Cash5 Results
On Monday night, April 20, 2026, the Cash5 draw in Connecticut produced a notable return: 25 27 31 33 34 after days of absence. Against an expected cadence of 1 in 324,632 draws, the gap registers as a clear deviation in timing that merits documentation in the historical record.
Winning numbers for 1 draw on April 20, 2026 in Connecticut.
Draw times: Evening.
Our take on the Cash5 results
April 20, 2026Cash5 report — Monday night, April 20, 2026: 25 27 31 33 34 shows a notable pattern
On Monday night, April 20, 2026, the Cash5 draw in Connecticut produced a notable return: 25 27 31 33 34 after days of absence. Against an expected cadence of 1 in 324,632 draws, the gap registers as a clear deviation in timing that merits documentation in the historical record.
Overview
On Monday night, April 20, 2026, the Cash5 draw in Connecticut produced a notable return: 25 27 31 33 34 after days of absence. Against an expected cadence of 1 in 324,632 draws, the gap registers as a clear deviation in timing that merits documentation in the historical record.
Combo Profile
The numbers in 25 27 31 33 34 cover a wide range (25 to 34) with no repeats.
Why Droughts Matter
Extended absences are context markers, not a forecast - they show how distribution tails behave. They offer context for distribution stability over time.
Data Notes
This analysis uses the draw results recorded for Monday night, April 20, 2026 and compares them against the observed historical cadence for the game. This is descriptive, based on frequency tracking - not predictive modeling.
From Stepzero
At Stepzero, the priority is accuracy and context. This report is intended as a historical record entry, not a forecast.
Additional Context
Long-horizon measurement matters most when viewed across extended windows. As samples expand, the distribution becomes clearer and anomalies settle into their expected ranges.

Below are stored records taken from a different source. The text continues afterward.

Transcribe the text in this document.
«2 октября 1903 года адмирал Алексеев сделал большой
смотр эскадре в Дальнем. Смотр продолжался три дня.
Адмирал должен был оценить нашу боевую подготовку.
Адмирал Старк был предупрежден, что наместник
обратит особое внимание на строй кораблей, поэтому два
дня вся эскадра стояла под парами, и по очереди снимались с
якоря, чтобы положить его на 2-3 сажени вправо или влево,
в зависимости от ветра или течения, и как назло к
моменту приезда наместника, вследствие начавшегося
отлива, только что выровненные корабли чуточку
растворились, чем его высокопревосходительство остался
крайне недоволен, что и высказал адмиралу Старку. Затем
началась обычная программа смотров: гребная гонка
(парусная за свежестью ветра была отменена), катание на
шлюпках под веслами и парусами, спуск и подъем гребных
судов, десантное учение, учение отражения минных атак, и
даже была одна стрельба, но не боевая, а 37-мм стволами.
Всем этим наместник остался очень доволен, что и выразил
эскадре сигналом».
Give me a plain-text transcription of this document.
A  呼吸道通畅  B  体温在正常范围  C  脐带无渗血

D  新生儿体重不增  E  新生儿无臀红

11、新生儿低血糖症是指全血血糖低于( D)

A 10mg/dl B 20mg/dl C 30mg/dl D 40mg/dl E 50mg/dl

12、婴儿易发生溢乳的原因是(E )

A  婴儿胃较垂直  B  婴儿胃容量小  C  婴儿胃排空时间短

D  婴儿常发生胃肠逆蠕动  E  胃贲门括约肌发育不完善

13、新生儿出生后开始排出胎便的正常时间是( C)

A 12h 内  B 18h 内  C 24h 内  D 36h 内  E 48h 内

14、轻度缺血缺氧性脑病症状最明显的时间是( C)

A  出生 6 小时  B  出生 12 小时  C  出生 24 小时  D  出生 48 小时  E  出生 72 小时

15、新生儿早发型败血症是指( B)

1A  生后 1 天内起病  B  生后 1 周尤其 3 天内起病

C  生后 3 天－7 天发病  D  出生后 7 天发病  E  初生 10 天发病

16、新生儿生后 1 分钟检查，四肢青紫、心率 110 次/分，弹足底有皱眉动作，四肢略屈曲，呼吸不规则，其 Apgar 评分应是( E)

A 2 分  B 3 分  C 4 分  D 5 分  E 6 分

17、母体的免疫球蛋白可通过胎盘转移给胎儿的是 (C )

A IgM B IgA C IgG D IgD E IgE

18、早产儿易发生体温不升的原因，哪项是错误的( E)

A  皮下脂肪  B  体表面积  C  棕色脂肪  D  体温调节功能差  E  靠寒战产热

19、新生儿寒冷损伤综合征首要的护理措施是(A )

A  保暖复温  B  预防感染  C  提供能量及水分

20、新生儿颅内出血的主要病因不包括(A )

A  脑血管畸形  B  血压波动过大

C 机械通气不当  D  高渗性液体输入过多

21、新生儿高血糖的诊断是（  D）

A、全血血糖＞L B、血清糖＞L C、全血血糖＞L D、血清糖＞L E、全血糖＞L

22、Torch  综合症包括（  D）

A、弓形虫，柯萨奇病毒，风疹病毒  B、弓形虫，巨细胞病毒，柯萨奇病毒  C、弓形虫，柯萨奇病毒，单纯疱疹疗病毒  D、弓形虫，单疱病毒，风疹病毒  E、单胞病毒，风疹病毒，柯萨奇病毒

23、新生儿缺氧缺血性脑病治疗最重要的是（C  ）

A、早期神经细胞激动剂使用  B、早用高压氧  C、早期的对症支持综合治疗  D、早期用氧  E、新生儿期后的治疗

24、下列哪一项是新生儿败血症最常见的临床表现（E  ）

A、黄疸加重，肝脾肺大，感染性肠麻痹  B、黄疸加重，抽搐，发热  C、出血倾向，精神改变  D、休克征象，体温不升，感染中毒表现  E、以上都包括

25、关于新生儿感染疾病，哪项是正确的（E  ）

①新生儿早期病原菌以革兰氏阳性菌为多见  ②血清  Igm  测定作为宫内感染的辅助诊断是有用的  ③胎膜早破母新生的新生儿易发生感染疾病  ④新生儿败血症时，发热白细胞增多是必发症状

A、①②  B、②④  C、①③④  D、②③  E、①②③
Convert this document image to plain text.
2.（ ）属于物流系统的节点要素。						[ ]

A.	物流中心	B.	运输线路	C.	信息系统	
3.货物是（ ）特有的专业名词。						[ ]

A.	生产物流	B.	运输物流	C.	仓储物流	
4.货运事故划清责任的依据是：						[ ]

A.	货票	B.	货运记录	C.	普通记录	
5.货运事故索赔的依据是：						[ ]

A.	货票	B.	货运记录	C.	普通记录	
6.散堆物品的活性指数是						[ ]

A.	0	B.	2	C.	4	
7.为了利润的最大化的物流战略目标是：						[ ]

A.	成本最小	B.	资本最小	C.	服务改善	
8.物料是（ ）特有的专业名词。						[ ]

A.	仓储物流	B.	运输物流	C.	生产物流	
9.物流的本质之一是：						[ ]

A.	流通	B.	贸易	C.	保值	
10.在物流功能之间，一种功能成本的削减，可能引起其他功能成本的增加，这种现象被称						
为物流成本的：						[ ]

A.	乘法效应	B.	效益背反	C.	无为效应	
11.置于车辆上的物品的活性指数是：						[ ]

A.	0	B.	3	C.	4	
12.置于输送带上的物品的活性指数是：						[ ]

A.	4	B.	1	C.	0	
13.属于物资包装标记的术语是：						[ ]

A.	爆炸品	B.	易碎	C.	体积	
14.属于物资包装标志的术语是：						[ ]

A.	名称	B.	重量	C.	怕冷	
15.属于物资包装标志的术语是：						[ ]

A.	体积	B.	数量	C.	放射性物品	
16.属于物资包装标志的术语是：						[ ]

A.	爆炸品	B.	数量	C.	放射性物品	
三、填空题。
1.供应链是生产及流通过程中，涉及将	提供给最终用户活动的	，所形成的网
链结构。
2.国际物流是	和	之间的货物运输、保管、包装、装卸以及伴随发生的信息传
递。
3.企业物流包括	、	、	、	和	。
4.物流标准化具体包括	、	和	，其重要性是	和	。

Stability comes from the accumulation of entries. One draw alone does not define the pattern, but the record grows more reliable with each addition to the dataset.
Context improves with scale. As more draws accumulate, isolated anomalies either normalize into baseline rates or reveal persistent deviations that warrant closer monitoring.
Adding to the Long-Term Record
The return of 25 27 31 33 34 expands the archive by one more data point. It is the accumulation of these entries, not a single draw, that defines the reliability of long-horizon analysis.